Let us try to find the roots of the characteristic polynomial:
>>> solve(p,s)
[0, 0, 0, 1, 2, CRootOf(s**5 - 11*s**4 + 42*s**3 - 66*s**2 + 39*s - 7, 0), CRootOf(s**5 - 11*s**4 + 42*s**3 - 66*s**2 + 39*s - 7, 1), CRootOf(s**5 - 11*s**4 + 42*s**3 - 66*s**2 + 39*s - 7, 2), CRootOf(s**5 - 11*s**4 + 42*s**3 - 66*s**2 + 39*s - 7, 3), CRootOf(s**5 - 11*s**4 + 42*s**3 - 66*s**2 + 39*s - 7, 4)]

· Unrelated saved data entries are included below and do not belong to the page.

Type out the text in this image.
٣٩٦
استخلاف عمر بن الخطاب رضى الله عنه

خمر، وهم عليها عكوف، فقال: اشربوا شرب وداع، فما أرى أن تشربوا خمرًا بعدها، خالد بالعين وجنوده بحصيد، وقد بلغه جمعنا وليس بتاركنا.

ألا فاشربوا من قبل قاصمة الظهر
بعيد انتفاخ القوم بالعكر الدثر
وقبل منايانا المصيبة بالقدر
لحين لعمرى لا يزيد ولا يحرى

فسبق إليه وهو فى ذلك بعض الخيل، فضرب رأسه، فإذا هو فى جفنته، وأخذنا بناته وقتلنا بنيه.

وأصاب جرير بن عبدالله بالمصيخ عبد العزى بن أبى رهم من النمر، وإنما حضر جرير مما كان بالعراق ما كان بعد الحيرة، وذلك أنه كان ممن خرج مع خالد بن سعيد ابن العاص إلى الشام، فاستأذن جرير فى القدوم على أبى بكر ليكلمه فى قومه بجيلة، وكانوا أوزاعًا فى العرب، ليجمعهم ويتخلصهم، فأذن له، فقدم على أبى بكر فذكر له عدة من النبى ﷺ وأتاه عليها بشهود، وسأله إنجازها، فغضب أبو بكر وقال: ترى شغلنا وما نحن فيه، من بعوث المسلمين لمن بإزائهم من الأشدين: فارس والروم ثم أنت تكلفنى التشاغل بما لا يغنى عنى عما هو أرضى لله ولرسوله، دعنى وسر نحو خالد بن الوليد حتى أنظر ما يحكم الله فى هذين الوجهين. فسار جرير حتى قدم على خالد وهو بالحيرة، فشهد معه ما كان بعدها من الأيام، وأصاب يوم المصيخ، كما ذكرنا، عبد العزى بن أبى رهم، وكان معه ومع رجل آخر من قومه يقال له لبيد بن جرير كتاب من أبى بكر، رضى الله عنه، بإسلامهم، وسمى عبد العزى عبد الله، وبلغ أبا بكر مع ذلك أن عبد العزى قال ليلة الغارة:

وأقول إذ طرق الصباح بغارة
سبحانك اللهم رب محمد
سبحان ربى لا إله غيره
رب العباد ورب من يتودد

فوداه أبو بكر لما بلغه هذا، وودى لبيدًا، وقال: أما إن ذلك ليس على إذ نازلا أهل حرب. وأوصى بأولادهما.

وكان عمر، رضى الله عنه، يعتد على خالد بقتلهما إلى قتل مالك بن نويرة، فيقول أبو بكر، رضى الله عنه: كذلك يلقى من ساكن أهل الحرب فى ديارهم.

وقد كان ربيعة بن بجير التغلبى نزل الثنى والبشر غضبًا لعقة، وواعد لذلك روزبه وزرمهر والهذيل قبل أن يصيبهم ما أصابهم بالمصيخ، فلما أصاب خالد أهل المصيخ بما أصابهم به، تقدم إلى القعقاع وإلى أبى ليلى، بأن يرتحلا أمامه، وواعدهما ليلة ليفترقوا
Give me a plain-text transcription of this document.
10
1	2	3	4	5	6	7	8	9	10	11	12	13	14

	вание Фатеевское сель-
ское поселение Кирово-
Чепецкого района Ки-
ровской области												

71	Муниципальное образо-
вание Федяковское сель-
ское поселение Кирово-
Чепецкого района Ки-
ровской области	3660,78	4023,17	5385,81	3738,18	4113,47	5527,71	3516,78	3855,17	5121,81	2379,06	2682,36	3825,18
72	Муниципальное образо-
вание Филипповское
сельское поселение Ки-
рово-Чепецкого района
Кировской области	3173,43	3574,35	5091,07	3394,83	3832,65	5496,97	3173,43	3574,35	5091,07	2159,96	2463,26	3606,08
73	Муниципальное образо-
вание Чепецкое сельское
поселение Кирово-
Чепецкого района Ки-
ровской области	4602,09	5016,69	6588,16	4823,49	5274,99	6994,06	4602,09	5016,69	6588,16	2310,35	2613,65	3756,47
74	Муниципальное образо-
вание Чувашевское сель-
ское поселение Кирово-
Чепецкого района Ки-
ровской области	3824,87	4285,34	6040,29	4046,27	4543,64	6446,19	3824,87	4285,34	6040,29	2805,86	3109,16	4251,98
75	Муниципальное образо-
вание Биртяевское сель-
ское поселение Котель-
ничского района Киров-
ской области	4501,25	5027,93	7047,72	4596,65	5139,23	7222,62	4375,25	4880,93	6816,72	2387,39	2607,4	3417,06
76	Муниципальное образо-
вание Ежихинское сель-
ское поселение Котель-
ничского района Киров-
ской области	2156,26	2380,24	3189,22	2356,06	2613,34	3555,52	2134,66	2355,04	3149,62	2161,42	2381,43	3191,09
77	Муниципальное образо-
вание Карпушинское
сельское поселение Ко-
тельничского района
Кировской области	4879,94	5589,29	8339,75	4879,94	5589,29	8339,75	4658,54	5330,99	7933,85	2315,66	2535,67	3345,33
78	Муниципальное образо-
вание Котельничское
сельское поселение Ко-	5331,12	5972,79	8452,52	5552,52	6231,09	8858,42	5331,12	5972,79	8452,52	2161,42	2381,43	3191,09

Note that only 5 roots were actually found (eigenvals
produced only 5 eigenvalues, too). The 5 missing roots are the roots of the quintic s**5 - 11*s**4 + 42*s**3 - 66*s**2 + 39*s - 7
.
It has been known since the 19th century that not all polynomials of degree 5 (or higher) have roots that can be expressed using arithmetic operations and radicals. Hence, we may be asking SymPy to do the impossible. Better use NumPy to compute approximate values of the 10 eigenvalues.